Grubb had no strict hours; He worked as long as it took to succeed. Problems don’t care about time of day.

An alarm could go off in the barn any time of day, prompting an automated phone call to Grubb that wouldn’t stop until he handled it. Maybe a heater was out, or the auger line broke.

The 200-foot line was how the feed was transported to all of the pigs in the building. Grubb would have needed to fix it, either welding it, repairing it or putting in an entirely new one.

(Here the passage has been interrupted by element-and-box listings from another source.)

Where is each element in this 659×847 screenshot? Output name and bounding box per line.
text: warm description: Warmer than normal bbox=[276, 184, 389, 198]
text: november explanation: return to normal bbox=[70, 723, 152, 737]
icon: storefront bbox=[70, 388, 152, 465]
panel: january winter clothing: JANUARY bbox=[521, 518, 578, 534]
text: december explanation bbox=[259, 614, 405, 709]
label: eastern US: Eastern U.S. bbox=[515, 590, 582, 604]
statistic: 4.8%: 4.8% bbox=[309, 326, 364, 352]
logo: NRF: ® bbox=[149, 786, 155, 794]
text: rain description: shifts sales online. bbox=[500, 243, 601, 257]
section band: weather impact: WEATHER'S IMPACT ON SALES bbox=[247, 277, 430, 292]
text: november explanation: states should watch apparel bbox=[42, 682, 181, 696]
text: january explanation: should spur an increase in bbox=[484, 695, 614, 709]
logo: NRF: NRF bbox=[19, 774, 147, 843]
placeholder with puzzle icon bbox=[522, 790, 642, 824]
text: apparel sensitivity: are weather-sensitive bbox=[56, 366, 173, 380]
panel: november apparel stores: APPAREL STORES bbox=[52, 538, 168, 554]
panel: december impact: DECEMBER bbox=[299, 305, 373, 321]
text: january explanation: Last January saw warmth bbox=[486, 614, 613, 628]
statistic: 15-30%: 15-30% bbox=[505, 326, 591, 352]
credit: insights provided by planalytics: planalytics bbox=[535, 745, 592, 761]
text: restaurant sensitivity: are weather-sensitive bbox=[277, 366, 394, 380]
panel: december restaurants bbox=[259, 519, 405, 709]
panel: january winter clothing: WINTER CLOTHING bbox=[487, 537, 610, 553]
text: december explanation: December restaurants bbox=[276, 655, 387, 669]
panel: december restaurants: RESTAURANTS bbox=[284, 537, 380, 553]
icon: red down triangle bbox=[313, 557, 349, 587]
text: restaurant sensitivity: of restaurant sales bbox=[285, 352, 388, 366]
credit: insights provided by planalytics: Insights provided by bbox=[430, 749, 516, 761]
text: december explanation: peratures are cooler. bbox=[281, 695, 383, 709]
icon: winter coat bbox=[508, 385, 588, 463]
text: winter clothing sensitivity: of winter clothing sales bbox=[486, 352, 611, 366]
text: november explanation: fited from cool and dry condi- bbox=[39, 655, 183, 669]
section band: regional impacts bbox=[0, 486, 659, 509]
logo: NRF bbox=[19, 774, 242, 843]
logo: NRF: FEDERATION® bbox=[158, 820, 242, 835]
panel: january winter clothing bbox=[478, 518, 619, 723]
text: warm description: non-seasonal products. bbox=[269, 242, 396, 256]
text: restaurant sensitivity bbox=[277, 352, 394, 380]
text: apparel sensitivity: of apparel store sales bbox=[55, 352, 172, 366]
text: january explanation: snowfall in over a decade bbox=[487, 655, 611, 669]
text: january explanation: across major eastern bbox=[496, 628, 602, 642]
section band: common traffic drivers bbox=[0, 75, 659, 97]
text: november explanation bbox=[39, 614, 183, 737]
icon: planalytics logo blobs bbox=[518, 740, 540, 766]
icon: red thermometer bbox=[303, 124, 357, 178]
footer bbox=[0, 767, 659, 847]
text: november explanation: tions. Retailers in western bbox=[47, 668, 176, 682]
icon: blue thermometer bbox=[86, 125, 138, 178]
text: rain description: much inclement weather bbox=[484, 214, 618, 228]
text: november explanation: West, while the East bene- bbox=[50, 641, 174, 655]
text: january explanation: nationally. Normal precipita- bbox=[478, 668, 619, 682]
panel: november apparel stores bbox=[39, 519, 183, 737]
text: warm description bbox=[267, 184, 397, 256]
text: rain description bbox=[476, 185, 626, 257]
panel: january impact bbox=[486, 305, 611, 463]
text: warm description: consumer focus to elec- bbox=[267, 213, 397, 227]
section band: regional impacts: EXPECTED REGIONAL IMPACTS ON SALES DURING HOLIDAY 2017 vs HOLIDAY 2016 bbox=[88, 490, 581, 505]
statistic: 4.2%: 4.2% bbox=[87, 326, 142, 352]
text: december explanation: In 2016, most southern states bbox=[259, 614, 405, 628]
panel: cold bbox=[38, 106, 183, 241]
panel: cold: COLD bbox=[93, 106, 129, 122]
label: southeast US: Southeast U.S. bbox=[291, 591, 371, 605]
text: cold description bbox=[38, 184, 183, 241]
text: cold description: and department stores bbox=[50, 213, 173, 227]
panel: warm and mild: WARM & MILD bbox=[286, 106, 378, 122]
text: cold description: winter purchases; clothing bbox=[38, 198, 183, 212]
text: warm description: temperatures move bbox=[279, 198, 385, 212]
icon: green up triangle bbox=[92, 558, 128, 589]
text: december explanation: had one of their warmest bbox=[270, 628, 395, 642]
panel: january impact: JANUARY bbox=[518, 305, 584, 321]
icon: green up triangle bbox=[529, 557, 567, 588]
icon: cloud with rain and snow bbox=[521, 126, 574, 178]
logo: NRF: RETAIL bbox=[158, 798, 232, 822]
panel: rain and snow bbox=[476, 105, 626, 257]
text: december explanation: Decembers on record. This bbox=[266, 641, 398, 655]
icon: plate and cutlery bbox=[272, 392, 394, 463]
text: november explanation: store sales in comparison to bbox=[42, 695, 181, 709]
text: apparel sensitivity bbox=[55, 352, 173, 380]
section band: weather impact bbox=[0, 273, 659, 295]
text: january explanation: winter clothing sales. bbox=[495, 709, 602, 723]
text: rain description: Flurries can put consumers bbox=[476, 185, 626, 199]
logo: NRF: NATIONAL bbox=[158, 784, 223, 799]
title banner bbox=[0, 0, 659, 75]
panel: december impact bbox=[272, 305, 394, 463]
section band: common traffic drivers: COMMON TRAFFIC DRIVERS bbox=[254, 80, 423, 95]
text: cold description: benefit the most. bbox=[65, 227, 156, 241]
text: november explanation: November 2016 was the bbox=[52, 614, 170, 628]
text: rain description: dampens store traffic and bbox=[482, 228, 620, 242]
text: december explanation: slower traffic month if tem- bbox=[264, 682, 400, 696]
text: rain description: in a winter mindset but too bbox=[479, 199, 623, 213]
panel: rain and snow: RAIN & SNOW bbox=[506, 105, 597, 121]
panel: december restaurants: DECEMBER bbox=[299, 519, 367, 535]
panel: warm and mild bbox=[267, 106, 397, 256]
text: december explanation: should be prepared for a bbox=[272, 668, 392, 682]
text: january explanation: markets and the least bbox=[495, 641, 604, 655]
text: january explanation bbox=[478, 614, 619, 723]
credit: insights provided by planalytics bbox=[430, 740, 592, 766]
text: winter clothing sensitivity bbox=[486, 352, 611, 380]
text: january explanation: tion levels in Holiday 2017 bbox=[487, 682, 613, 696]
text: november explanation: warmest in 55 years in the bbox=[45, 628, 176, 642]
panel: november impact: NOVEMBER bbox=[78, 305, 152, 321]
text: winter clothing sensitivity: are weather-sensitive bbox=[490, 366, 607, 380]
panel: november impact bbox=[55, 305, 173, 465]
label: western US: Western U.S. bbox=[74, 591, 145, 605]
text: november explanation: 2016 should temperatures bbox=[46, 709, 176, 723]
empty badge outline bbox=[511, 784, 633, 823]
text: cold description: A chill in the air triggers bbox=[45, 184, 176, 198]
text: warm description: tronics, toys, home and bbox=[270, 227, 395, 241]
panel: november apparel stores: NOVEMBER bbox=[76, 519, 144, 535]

“That’s not easy labor,” Nearman said. “You’re pulling this piece of steel, this coiled steel through a 200-foot line. And you have to do it. There’s no one else.”

Ryan Grubb

FILE – Washington offensive coordinator Ryan Grubb walks on the field before an NCAA college football game against Washington State, Nov. 25, 2023, in Seattle. Kalen DeBoer has made a rapid rise through the coaching ranks. He won three NAIA national championships as head coach at the University of Sioux Falls from 2005-09 and had five coaching stops in 12 years before landing at Washington. His offensive coordinator, Grubb, and defensive coordinator, Chuck Morrell, were on his staff at Sioux Falls (AP Photo/Lindsey Wasson, File)AP

Farmers must be versatile, able to do everything from fix water lines and gas lines to complete slight electrical work. A Grubb family philosophy is that they wouldn’t ask someone to do something on a farm they haven’t already done themselves.

“You don’t do titles,” Nearman said. “You do work. That’s Ryan in a nutshell.”

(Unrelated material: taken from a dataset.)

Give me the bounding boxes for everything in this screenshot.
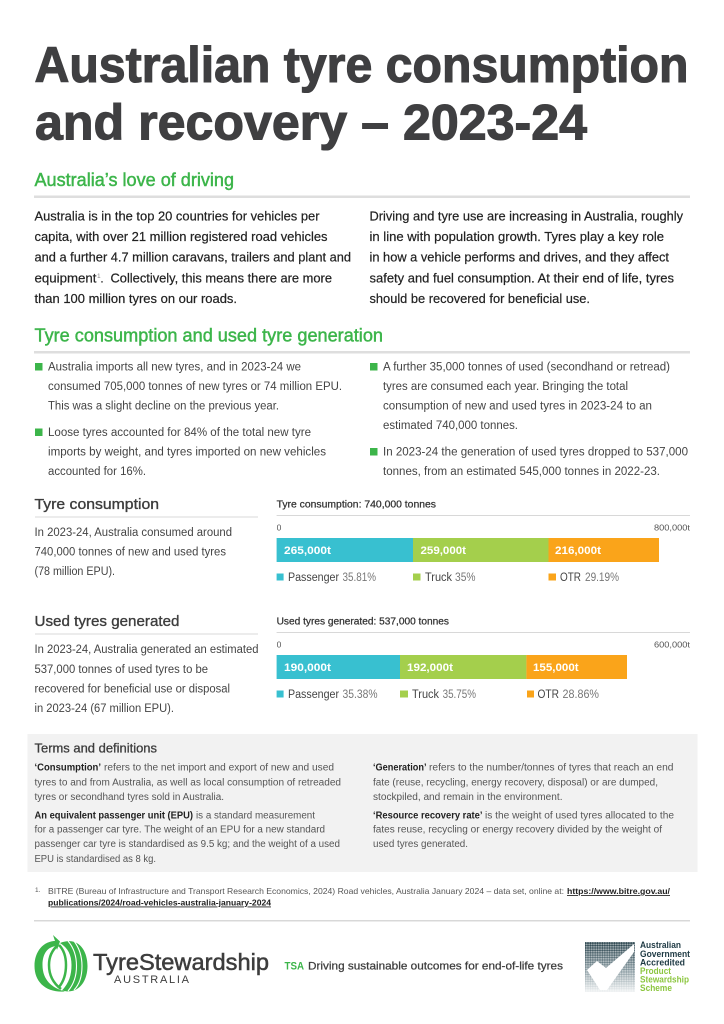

Work, paired with attention to detail. Every day on the job demands it. Maybe the water in one spot isn’t dispensing properly. All of a sudden, there’s a pen of pigs without hydration.

“It doesn’t take long for them to go down,” Jack Grubb said. “Just like a human.”

Pigs are the product, and Grubb wanted to raise them in the best condition possible.

“We’re not just out here as the movies portray, throwing a bucket of slop into a pen,” Boustead said. “It’s an agribusiness.”

Ryan Grubb

Seattle Seahawks wide receiver Tyler Lockett (16) greets offensive coordinator Ryan Grubb, left, before a preseason NFL football game against the Cleveland Browns, Saturday, Aug. 24, 2024, in Seattle. (AP Photo/Lindsey Wasson)AP

From pigs…to pigskin

Later in his days as a hog farmer, Grubb started coaching high school football on the side.

He worked as the offensive coordinator at Kingsley-Pierson from 2003-04. At one point during that time, Grubb held an important conversation with his dad about coaching football.

I think I really enjoy this.

Jack Grubb wasn’t surprised. He knew how much his son loved the sport. He remembers Grubb, even when out of football, going back to Buena Vista a few times a year with Boustead to take in games.

You need to do what you enjoy doing.

“What more surprises me is he didn’t do it right away,” Jack Grubb said.

So in 2005, off Grubb went. He left the farms for South Dakota State. There, his days coaching college football began.